Rezension

Laura Lippman –Lady in the Lake

Lady in the Lake - Laura Lippman

Lady in the Lake
von Laura Lippman

Bewertet mit 5 Sternen

Just one evening with an old school friend and Maddie’s life is not what it was anymore. Her life with her husband Milton and their son Seth simply isn’t what she wants anymore and so she makes a courageous decision for the year 1966: she leaves. Now completely on her own, she wants to make real another dream: becoming a journalist and when she, by pure chance, comes across the body of a young girl and soon after again of a woman, she seizes the opportunity of her first contact with the press. It is especially the second case of the “Lady in the Lake” as she was named that turns in her mind. Nobody seems to be really care about who murdered Cleo Sherwood, just because Cleo was black. Maddie knows that there must be a story behind it and that this can be her chance to really become a reporter.

 

Laura Lippman’s novel is one of the most talked about books of 2019 and it only takes a couple of pages to understand why all this praise is more than justified. “Lady in the Lake” is the perfect combination of a crime novel and the story of a woman who follows her will and is brave enough to do this against all societal conventions. The setting is all but favourable for such an undertaking and Lippman’s lively portrait of Baltimore of the 1960s underlines with which severe consequences such an attitude came in these days.

 

The most outstanding aspect of the novel is surely the protagonist. Maddie Schwartz is the perfect Jewish housewife – until she isn’t anymore. She remembers the young woman she once was, surely a bit stubborn, but to put it positively: she knew what she wanted and she got it.
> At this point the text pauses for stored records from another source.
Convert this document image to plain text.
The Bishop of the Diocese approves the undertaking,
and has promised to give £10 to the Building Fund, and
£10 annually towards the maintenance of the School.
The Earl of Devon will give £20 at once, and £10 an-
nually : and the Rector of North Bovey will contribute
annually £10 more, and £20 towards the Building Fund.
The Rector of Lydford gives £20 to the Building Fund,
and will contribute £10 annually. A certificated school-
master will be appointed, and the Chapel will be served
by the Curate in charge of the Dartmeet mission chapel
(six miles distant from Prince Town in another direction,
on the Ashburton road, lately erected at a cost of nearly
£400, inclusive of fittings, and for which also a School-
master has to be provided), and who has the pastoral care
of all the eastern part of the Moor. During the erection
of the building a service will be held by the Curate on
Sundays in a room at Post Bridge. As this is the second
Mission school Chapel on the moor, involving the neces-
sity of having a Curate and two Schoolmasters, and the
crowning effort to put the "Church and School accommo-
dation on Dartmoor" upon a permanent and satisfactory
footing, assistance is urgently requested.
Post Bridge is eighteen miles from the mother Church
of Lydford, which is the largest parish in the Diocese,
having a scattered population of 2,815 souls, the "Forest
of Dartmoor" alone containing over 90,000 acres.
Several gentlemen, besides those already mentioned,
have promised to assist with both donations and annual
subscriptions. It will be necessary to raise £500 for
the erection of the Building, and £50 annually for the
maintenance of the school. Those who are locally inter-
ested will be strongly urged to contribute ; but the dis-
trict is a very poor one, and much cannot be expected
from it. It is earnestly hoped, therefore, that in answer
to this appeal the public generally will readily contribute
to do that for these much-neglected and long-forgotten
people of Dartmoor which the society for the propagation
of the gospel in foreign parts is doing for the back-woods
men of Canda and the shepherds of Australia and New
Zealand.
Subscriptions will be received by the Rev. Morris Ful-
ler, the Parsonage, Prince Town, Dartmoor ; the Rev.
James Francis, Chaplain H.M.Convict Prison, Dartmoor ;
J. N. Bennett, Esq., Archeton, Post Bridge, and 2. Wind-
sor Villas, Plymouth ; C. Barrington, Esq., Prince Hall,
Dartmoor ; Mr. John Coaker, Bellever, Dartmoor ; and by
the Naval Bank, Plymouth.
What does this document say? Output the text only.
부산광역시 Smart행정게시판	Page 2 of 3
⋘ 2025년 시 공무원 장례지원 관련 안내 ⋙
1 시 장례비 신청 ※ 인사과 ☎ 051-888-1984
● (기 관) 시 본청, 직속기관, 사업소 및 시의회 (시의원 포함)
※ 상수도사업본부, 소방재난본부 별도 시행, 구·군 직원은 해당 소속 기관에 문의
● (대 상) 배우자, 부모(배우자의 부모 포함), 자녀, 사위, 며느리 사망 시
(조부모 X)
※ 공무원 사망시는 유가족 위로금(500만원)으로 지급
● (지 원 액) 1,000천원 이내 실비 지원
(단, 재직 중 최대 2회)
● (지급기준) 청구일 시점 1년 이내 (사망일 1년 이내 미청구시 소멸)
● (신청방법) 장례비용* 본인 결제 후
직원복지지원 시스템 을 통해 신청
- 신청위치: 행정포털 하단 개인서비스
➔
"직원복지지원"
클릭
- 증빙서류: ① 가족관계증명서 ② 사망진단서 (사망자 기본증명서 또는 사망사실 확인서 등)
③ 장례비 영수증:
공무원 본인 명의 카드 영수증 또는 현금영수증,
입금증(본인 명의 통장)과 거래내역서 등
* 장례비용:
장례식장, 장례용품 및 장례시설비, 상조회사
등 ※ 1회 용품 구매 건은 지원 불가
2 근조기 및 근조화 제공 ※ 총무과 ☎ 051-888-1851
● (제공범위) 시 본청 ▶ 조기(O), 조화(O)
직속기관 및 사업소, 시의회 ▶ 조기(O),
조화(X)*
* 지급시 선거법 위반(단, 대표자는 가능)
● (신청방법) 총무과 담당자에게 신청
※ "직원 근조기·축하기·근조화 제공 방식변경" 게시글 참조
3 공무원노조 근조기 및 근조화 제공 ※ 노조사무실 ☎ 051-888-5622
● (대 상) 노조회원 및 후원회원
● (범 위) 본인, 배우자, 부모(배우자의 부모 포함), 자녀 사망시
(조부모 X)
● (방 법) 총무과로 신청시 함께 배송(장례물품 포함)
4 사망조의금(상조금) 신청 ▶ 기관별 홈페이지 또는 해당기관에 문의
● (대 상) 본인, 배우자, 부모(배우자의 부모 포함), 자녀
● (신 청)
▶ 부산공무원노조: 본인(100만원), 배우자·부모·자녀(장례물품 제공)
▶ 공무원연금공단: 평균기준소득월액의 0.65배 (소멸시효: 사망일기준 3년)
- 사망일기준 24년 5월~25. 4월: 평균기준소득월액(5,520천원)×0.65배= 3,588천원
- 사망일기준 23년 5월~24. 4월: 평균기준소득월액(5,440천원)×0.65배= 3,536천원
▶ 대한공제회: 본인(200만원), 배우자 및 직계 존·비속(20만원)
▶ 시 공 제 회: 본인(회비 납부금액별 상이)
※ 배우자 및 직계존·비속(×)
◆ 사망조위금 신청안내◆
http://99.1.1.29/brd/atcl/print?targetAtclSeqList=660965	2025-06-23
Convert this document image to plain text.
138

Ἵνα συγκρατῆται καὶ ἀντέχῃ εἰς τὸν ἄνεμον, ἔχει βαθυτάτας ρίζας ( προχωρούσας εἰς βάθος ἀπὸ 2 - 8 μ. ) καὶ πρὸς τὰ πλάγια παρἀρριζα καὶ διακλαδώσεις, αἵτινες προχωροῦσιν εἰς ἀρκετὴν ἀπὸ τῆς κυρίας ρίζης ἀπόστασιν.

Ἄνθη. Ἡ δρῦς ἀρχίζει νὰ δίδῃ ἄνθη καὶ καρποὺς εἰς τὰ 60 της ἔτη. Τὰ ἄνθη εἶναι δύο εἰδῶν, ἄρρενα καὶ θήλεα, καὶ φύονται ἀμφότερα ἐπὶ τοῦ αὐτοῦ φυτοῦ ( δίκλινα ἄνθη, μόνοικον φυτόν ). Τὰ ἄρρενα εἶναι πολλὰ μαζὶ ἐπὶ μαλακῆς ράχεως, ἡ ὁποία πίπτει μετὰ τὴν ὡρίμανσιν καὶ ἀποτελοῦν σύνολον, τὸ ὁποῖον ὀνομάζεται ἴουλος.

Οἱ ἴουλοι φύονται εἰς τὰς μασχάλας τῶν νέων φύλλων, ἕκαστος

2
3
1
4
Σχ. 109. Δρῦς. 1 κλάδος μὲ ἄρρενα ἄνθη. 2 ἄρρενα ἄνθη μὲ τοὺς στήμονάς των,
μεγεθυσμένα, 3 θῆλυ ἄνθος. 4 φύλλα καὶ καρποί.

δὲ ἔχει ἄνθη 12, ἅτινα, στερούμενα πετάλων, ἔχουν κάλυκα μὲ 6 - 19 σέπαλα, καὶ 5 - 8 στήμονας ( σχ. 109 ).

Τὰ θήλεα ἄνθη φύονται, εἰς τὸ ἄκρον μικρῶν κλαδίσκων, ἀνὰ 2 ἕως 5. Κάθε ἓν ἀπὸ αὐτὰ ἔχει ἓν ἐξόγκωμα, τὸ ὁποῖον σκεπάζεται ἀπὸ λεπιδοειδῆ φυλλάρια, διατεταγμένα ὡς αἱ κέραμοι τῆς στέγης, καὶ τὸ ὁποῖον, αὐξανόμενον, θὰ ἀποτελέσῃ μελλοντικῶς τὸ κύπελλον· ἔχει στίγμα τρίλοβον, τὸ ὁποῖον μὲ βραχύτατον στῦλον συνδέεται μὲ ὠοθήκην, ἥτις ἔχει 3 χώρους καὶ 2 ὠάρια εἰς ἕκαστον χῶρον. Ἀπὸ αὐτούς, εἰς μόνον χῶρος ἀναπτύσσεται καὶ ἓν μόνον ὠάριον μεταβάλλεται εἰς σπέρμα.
So why should she be pleased with the second best life? She definitely is a bit naive, but her sympathetic authenticity is the key to the people and this makes her story convincing and plausible. Times were harsh, above all for black people and the novel gives a good impression of what this meant in everyday life. It is not an open accusation of segregation and the different kind of treatment of people of colour or even a political statement, but simply a fact and thus an integral part of what the characters experience.

 

I also liked the constant change of perspective and how Lippman integrated different points of view which also gives a good idea of someone like Maddie was perceived in her time. This also make the narrative lively and varied. I had some high expectations due to the masses of admiring reviews I had read, but nevertheless, the novel surpassed them easily.